The SDS-PAGE pattern of membrane glycoproteins recognized by PHA-E₄ revealed five bands. Three of them have apparent M_r values of 130, 150 and 180 (×10³), respectively. The chemical nature of these proteins has not been described further. However, the 130 kDa band appears to be β₁-integrin, because Gullberg et al. (1990a) suggested the involvement of 130 kDa β ₁-integrin in fibroblast-mediated collagen gel contraction. Therefore, there is a possibility that PHA-E₄ recognizes and blocks glycochains of collagen receptors of integrin family. M_r values of the other two bands were larger than 230 × 10³, suggesting that PHA-E₄ might block glycochains of unknown collagen receptors.

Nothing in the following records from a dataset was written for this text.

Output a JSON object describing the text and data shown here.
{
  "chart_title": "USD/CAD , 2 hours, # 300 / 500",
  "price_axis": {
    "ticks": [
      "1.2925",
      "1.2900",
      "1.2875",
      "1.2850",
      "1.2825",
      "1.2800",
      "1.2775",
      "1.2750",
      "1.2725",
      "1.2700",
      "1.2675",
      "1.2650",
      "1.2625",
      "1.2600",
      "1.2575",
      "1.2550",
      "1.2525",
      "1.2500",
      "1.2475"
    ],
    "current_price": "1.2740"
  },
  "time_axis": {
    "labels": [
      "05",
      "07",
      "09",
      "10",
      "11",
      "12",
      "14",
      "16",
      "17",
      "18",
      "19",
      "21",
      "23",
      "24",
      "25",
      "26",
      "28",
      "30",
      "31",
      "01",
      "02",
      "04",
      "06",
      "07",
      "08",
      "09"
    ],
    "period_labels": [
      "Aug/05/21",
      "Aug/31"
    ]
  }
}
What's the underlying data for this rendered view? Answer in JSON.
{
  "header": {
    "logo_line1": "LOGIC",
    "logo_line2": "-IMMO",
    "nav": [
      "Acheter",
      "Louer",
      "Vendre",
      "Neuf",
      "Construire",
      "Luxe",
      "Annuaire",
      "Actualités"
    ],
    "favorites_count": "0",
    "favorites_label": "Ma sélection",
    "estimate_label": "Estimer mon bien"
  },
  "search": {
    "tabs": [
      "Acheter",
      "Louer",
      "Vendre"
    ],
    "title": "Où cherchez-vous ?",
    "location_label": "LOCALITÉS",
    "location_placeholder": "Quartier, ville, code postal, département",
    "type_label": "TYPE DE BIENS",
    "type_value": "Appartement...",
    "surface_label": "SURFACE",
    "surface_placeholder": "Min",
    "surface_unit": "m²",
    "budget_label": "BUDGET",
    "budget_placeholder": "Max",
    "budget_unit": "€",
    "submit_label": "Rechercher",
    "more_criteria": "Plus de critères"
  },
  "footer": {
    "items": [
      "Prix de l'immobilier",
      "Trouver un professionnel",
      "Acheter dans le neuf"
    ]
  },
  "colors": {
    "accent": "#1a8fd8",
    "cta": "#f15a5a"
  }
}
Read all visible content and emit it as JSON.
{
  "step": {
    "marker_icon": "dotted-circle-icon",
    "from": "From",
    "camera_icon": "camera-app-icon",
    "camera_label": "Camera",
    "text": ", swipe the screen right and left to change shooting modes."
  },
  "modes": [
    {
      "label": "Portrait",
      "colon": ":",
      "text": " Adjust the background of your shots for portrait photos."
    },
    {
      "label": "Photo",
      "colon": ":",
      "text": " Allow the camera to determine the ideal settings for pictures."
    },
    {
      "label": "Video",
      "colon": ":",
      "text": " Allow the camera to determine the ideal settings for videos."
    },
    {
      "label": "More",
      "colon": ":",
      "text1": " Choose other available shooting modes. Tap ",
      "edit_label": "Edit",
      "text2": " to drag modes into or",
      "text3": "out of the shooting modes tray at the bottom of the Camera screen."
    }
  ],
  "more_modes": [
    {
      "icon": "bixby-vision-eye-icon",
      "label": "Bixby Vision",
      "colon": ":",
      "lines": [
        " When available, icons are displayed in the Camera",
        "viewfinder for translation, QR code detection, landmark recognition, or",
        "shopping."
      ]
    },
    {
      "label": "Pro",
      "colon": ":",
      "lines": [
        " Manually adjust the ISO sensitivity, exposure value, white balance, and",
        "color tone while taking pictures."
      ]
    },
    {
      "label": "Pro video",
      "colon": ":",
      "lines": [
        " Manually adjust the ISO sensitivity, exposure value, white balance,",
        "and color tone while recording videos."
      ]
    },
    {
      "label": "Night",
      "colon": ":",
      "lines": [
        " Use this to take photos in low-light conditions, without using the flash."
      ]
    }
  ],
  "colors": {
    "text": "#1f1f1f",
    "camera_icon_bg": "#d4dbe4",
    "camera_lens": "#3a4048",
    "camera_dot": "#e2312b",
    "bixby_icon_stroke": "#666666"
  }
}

We proposed that collagen gel contraction by fibroblasts requires cFN but not pFN, in the previous study (Asaga et al. 1991). It, therefore, appears that there are at least two binding mechanism between fibroblasts and collagen in the process of collagen gel contraction, indirect binding via cFN and direct binding via the glycoprotein recognized by PHA-E₄. Detailed characterization of the glycoprotein described in the present paper will be the subject of further study.

This work was supported in part by a grant-in-aid for special project research from the Ministry of Education, Science and Culture of Japan (01870034) to K.Y. and H.A. is the recipient of postdoctoral fellowship from the Japan Society for Promotion of Science.